The direction field provides an intuitive way to see how solutions of the differential equation behave. When you draw the direction field for the equation \(ty^{\prime} + 2y = \sin t\), you use software or manual sketching to mark the slopes. By following the arrows, you can predict the general trends and shapes of the solution curves.

• Shows slope of solutions at each point.
• Helps in predicting behavior without solving the equation.
• Allows visual inspection of solutions' trends.

By examining this direction field, you can start to observe how solutions will behave as \(t\) becomes very large. This insight guides us to more formally solve the equation in subsequent steps.

General Solution

A general solution of a differential equation includes all possible solutions and usually contains arbitrary constants. For our differential equation after rewriting it in standard form \(y^{\prime}+ \frac{2}{t} y = \frac{\sin t}{t},\; t>0\), we applied an integrating factor to solve it.
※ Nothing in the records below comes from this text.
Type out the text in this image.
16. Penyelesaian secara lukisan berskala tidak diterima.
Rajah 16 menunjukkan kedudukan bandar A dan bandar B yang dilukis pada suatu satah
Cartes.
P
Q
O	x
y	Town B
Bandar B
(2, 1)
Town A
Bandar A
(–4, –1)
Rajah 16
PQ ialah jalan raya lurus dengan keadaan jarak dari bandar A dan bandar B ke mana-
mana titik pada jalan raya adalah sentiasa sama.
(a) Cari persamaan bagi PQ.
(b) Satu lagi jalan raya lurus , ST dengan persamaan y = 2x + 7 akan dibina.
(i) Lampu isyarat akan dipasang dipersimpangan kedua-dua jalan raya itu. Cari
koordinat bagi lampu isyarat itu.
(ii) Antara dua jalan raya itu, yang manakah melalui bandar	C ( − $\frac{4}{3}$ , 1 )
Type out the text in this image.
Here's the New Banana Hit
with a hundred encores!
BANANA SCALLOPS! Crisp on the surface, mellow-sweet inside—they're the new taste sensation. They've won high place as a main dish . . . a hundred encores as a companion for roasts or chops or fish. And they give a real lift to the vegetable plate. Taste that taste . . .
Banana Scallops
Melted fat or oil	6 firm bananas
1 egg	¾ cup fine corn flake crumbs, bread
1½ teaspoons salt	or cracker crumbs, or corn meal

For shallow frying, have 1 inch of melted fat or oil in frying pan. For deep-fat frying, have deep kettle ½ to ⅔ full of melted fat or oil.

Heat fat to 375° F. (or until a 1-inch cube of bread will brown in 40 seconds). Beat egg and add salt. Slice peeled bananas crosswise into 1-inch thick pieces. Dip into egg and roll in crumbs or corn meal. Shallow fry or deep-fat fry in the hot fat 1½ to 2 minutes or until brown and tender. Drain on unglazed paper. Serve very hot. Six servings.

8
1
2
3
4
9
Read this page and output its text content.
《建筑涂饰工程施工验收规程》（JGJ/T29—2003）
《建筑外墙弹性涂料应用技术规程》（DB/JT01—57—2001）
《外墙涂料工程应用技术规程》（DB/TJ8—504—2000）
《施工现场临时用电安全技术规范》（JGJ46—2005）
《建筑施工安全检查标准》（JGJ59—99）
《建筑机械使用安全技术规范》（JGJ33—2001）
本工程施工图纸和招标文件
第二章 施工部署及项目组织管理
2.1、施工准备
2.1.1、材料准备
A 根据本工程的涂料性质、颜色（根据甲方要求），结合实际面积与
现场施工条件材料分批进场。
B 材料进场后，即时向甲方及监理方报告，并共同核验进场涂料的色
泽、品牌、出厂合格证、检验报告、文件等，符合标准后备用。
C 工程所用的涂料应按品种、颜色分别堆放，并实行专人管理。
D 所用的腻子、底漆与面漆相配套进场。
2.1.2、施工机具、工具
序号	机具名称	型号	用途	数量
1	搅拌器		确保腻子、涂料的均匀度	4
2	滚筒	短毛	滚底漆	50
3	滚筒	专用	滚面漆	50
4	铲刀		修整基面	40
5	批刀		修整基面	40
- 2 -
An integrating factor, \(\mu(t) = t^2\), was found to help convert the differential equation into an easily integrable form. After applying this factor, the equation transforms into the derivative of a product that can be easily integrated:
\[\frac{d}{dt}(t^2 y) = t \sin t\]
The integration of both sides grants us:
\[t^2 y = \int t\sin t \, dt + C\]
This leads us to the general solution:
\[y = \frac{1}{t^2} (-t\cos t + \sin t) + \frac{C}{t^2}\]

Integration by Parts

Integration by parts is a method used to integrate the product of two functions. This method transforms the integral into a simpler form that is easier to evaluate. The formula for integration by parts is given by:
\[\int u \, dv = uv - \int v \, du\]
In our exercise, when solving \(\int t \sin t \, dt\), we decided:

• \(u = t\) and \(dv = \sin t \, dt\)
• The derivatives are \(du = dt\) and \(v = -\cos t\)
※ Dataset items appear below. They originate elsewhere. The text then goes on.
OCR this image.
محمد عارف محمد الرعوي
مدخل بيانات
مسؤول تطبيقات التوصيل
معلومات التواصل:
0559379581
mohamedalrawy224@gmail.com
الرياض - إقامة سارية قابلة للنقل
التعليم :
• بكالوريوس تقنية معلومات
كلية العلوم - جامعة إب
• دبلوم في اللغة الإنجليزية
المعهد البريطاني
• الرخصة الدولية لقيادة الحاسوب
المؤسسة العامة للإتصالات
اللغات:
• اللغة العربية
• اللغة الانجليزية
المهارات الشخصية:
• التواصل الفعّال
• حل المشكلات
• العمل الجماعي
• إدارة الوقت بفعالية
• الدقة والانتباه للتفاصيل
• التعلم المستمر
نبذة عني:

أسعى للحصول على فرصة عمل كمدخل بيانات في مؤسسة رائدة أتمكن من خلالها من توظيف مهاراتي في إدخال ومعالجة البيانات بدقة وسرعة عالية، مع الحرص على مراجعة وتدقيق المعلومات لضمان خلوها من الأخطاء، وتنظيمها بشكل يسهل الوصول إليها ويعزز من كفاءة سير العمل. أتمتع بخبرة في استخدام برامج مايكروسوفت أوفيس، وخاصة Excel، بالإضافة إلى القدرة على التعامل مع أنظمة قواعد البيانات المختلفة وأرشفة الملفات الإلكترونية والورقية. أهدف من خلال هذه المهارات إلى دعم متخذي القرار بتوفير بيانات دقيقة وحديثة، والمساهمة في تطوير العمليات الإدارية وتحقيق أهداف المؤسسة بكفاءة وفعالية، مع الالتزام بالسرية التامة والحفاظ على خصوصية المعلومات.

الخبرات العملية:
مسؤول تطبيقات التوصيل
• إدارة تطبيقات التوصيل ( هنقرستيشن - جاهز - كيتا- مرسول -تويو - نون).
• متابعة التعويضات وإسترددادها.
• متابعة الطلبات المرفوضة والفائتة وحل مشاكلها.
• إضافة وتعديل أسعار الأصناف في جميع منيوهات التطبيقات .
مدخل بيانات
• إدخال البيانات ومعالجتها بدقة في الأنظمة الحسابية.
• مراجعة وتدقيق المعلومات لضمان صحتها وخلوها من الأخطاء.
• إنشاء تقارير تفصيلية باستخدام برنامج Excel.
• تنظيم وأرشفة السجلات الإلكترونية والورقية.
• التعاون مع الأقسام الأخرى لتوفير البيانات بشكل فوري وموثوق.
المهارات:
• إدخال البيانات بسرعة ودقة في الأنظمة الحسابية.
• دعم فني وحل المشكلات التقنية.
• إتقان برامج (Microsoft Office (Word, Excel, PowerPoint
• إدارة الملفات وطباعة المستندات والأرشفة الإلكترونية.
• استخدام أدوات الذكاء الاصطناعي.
Applying integration by parts, we get:
\[\int t\sin t \, dt = -t\cos t + \int \cos t \, dt\]
This solution further led to:
\[-t\cos t + \sin t + K\]
Understanding this method enhances your ability to tackle problems involving product functions in integration. This step is crucial as it allows us to express the integral required for finding the general solution.

Behavior Analysis

Behavior analysis involves studying how the solutions of the differential equation behave as time \(t\) approaches infinity. After finding the general solution
\[y = \frac{1}{t^2} (-t\cos t + \sin t) + \frac{C}{t^2}\]
we can see how each component behaves.

As \(t \to \infty\), both the term \(\frac{-t\cos t + \sin t}{t^2}\) and the constant \(\frac{C}{t^2}\) tend toward zero. This happens because the numerator remains bounded, but the denominator increases without bound, overpowering the numerator.

• The function decays towards zero.
• This aligns with predictions from the direction field.
• Understanding asymptotic behavior is critical for forecasting long-term trends.

Thus, the behavior analysis helps confirm that as \(t\to \infty\), the solutions consistently approach zero. It is consistent with what we observe in the direction field, providing both visual and analytical confirmation.